Archiwum Polityki

Polska z offu

Telewizyjne „Wiadomości” w TVP 1, odzyskane przez PiS, pokazują kraj w stanie rozpadu, a uratować go może tylko prezydent Kaczyński. Głównym narratorem rzeczywistości jest głos zza kadru. To cichy mistrz ceremonii o 19.30.
Główne wydanie „Wiadomości” to coraz sprawniej realizowany program propagandowy, gdzie stosowane są rozmaite sztuczki socjotechniczne, aby rozmyć jawnie polityczny przekaz. Wiadomo, że zbyt nachalny komunikat staje się nieskuteczny – odbiorca zauważy, że ktoś chce go zmanipulować. Dlatego twórcy „Wiadomości” stosują kilka chwytów, które mają imitować obiektywizm.

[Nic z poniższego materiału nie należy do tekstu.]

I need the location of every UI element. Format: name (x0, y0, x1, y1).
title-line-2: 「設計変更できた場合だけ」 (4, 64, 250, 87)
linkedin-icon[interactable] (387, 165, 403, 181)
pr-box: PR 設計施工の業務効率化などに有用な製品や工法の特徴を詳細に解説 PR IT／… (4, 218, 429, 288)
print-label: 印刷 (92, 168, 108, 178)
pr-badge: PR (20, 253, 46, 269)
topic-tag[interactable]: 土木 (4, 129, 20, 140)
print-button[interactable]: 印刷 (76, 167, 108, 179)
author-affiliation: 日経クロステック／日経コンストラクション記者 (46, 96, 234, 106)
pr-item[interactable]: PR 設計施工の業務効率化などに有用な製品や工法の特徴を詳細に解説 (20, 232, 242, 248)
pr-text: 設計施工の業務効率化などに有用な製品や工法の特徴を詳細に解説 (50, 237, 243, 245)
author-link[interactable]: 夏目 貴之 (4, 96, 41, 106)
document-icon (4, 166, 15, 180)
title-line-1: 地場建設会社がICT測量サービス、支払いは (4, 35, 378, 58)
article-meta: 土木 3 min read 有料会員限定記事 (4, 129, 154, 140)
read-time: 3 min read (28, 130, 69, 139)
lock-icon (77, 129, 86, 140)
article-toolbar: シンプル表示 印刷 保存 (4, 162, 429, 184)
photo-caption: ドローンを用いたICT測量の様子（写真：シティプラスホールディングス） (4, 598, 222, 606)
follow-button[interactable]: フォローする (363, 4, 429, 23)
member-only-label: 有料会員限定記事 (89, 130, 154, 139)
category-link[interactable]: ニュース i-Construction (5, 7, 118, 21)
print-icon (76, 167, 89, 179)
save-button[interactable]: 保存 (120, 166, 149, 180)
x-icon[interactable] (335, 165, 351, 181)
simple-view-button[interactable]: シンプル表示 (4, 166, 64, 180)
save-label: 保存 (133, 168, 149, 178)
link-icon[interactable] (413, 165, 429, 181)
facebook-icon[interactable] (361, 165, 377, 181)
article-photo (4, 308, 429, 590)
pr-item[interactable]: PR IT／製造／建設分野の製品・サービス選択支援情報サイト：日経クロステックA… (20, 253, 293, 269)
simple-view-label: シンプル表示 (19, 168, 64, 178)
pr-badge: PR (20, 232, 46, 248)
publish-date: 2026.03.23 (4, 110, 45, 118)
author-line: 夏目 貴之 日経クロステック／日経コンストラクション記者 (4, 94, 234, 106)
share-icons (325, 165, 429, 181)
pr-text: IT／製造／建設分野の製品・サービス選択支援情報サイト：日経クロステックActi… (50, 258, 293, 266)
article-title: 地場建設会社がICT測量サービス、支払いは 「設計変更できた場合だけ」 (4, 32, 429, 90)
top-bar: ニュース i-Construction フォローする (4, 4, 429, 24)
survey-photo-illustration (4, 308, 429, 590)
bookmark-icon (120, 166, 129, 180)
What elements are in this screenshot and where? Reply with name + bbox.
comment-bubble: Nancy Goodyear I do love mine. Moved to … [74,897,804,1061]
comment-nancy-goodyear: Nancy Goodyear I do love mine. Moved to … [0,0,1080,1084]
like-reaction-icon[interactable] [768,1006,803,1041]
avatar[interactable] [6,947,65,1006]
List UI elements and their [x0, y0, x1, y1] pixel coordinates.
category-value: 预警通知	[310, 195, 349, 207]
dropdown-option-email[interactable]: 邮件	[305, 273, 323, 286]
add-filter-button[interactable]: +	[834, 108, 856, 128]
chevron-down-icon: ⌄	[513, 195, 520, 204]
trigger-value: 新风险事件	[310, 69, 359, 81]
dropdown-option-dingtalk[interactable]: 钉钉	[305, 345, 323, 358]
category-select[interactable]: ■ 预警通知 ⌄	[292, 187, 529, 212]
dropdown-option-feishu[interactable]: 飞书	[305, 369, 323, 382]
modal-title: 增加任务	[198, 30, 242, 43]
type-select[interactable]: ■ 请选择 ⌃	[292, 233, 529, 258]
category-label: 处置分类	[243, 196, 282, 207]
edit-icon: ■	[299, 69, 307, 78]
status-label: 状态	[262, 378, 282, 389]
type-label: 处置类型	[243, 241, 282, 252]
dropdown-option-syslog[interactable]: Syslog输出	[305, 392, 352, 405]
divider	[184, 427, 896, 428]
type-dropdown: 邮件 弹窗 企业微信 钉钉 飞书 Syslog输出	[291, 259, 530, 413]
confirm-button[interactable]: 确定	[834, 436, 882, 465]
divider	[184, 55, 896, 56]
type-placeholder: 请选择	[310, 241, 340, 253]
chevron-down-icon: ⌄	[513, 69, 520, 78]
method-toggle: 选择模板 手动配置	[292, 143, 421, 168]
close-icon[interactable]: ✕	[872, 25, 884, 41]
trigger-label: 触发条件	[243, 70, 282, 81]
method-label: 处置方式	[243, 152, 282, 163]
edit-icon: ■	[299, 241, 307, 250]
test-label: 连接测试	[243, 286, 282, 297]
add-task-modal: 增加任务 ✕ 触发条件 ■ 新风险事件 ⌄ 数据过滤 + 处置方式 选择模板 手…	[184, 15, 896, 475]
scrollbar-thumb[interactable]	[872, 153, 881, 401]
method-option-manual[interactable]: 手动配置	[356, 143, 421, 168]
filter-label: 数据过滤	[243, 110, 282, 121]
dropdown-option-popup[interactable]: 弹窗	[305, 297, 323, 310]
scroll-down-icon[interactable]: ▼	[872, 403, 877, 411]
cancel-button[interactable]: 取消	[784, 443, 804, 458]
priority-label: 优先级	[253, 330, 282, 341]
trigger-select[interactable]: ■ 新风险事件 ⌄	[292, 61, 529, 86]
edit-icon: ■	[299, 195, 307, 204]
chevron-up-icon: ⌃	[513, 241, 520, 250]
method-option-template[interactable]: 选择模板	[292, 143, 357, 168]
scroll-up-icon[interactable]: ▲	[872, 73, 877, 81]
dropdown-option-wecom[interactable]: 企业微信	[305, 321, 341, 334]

Rzeczywiście, niemal w każdym wydaniu (analizowaliśmy dokładnie wszystkie marcowe programy, wybraliśmy najbardziej charakterystyczne przykłady, cytaty z notatek) występują przedstawiciele rządu, Platformy, opozycji i eksperci (dość stały zestaw). W różnych proporcjach co prawda i w różnych rozmiarach wypowiedzi, ale na oko mniej uważnego widza robi to wrażenie, jakby jego inteligencja nie była wprost obrażana.

Efekt propagandowy zawarty jest w szczegółach, półtonach, niejako didaskaliach. Dominują cztery instrumenty: krótkie zapowiedzi na początku „Wiadomości” (oraz ich przypomnienie na końcu), pasek na dole ekranu, głos z tzw. offu, kiedy nie widać mówiącego (ma to sprawiać wrażenie neutralnej narracji), oraz stand up, kiedy reporter dokonuje przed kamerą podsumowania swojego materiału.

Zapowiedzi ustawiają całe wydanie „Wiadomości”, wszak psychologowie społeczni (jak np. Elliot Aronson) dowodzą, że to co się słyszy na początku i na końcu, najbardziej pozostaje w pamięci. Dlatego twórcy „Wiadomości” przyjęli jako regułę: na początku mocno bijemy, w środku niuansujemy, mówimy, jak jest, i na końcu znowu bijemy.

Wbrew intencjom

„Polskie MSZ przyznaje, że nie wysłało noty w sprawie wizyty Lecha Kaczyńskiego w Katyniu” (15 marca) – to mocny akcent na początek. Następnie wypowiedź prezydenckiego ministra Wypycha: „wielokrotnie otrzymywaliśmy zapewnienia z MSZ, że rozmowy ze stroną rosyjską są kontynuowane”.